Two years ago was the first time I'd visited our old home in over thirty years.  I still lived just a field away from the house I grew up in.  One day I went exploring,  I walked around, marveling at the changes.  Trees were bigger, the chicken houses gone, a big ugly garage had been built that distorted the view of the house when you drove up the long lane.   I took pictures and reached back in my memory and enjoyed the innocence of growing up in the 50's and 60's.  I took my girls and my grandchildren to see the house I grew up in.   

The house had been abandon by the third owners, they just couldn't take care of it properly, it was pretty much a hoarding mess.  They picked up and left everything.  Vandals broke windows and animals called it home.  And then the most recent owners started cleaning it up, hoping to restore it to it's original beauty.  But living in a woods and trees growing close to the house caused damage to the foundation, the expense of fixing it would be great.  So it sat empty another year.

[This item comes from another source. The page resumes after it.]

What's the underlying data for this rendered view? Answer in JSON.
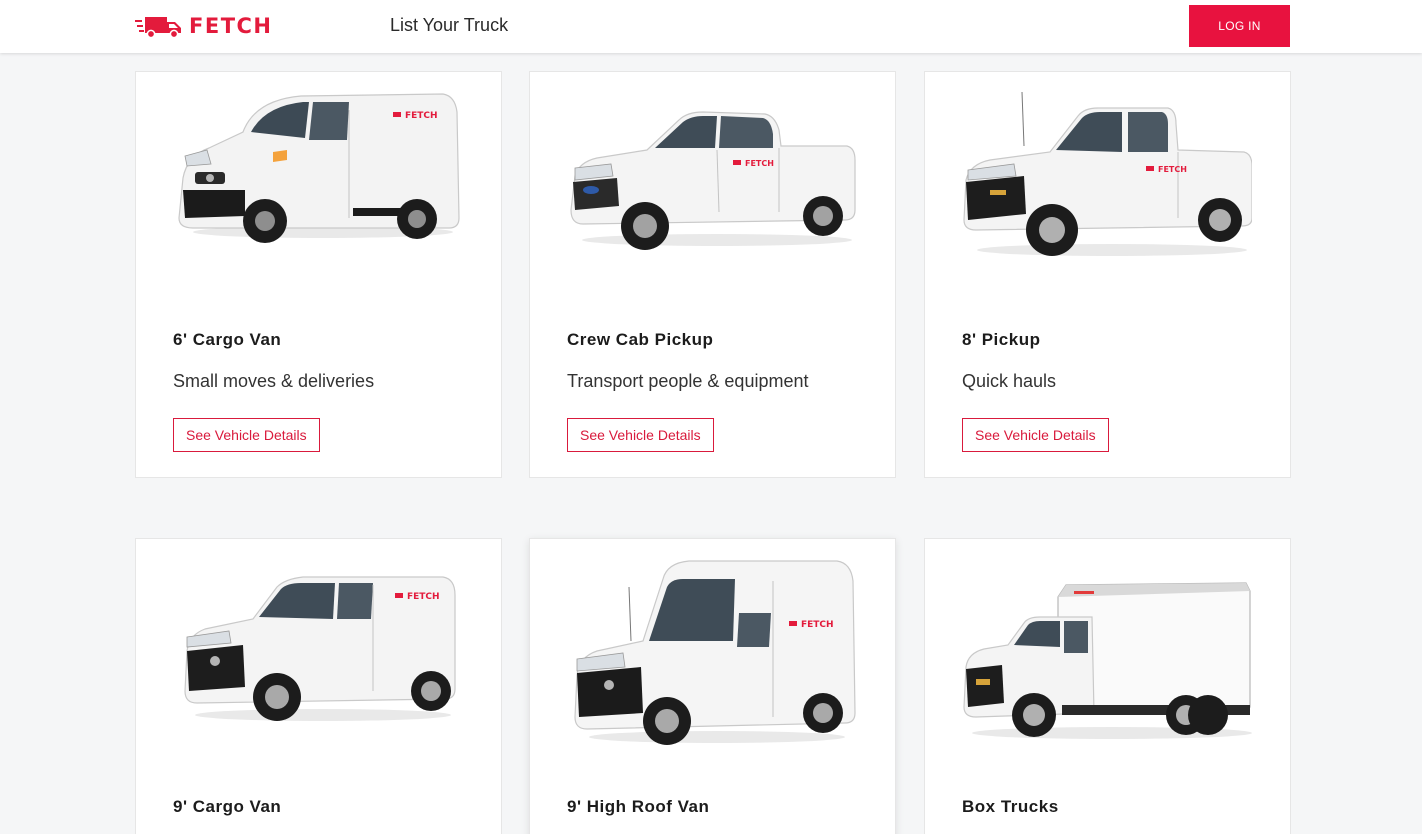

It was decided, the house must come down.  My parents sweat and labor of so many years was going to be destroyed in a day.   I had sense enough to ask about the two old doors I remember going in and out of all those years.  Those heavy old handmade doors my step-Dad made, were solid wood, bolts holding it together, and black hardware hinges.  A very small part of the solid and well built house we called home. There were two such doors that stood the test of years and I ask if I could have them.  

I came home one Saturday night and found them leaning against a wall in our barn, the only part left of the home we grew up in. Yes, sometimes it is just hard to lose something that held so many memories.